Widodo's move on the foreign-worker issue comes after a recent cabinet reshuffle, including the appointment of new economy and trade ministers, aimed at reviving economic growth, which has slowed to under 5%, well short of the official target of 7%.
Although the Indonesian rupiah is at a 17-year low, which is already making imports more expensive, the government in July decided to impose higher import duties on a range of consumer goods, including clothing, cars, alcohol, tea and coffee. The proposed restrictions on foreign workers have increased concerns that the country is becoming more protectionist as it seeks to boost domestic production.
But the government needs foreign investment to support a mammoth infrastructure expansion program, which could cost nearly $500 billion. The stricter hiring rules may hinder the recruitment of foreign professionals for the projects.
One of the new cabinet appointees, Pramono Agung, said Widodo wants to streamline the thicket of conflicting rules and regulations on the national and regional level that discourage investors.
Facing a "contradiction"
The new economy minister, Darmin Nasution, a former central bank governor, said he will seek to boost investment, while Thomas Lembong, the new trade minister, said Indonesia's recent drift toward protectionism is not good for the economy.
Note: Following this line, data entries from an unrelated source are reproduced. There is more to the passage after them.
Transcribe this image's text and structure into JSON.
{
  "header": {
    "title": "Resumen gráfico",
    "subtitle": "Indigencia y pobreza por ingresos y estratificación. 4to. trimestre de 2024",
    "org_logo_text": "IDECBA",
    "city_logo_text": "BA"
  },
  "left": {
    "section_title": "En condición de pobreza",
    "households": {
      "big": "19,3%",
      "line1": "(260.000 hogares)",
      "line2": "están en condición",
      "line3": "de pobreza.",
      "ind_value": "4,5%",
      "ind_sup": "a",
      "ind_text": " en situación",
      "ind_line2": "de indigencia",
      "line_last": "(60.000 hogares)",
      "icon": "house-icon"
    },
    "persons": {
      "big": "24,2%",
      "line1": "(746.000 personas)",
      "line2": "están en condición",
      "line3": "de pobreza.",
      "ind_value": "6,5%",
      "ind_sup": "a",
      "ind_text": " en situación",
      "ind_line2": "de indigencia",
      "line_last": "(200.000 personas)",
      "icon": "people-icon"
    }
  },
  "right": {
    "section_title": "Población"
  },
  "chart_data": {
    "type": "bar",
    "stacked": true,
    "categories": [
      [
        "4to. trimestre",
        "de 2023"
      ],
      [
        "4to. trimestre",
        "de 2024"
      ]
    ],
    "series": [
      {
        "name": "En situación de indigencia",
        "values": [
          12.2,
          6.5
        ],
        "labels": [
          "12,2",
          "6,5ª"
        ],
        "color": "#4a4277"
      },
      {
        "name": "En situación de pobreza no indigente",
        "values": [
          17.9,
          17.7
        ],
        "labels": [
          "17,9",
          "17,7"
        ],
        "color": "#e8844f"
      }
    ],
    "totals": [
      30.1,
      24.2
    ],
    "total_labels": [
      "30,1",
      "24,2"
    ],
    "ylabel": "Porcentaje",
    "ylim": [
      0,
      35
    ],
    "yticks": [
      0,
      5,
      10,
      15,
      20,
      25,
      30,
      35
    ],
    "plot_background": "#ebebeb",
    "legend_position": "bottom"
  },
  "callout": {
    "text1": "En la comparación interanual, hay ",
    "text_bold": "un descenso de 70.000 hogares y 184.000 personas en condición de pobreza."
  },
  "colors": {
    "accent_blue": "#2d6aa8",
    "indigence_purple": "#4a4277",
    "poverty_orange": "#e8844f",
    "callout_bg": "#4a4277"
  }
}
"History over the last 100 years around the world proves pretty clearly that protectionist policies backfire in the end," Lembong, a Harvard-educated former private equity specialist, told Bloomberg TV.
But many government ministers, particularly those from the Indonesian Democratic Party of Struggle (PDI-P), the main government party, appear to support increased protectionism.
"Many of the cabinet are strongly nationalistic, as is the PDI-P, so there is a contradiction between needing foreign investment for infrastructure on the one hand, and implementing nationalist economic policy on the other," said Yohanes Sulaiman, a lecturer at Indonesia National Defense University.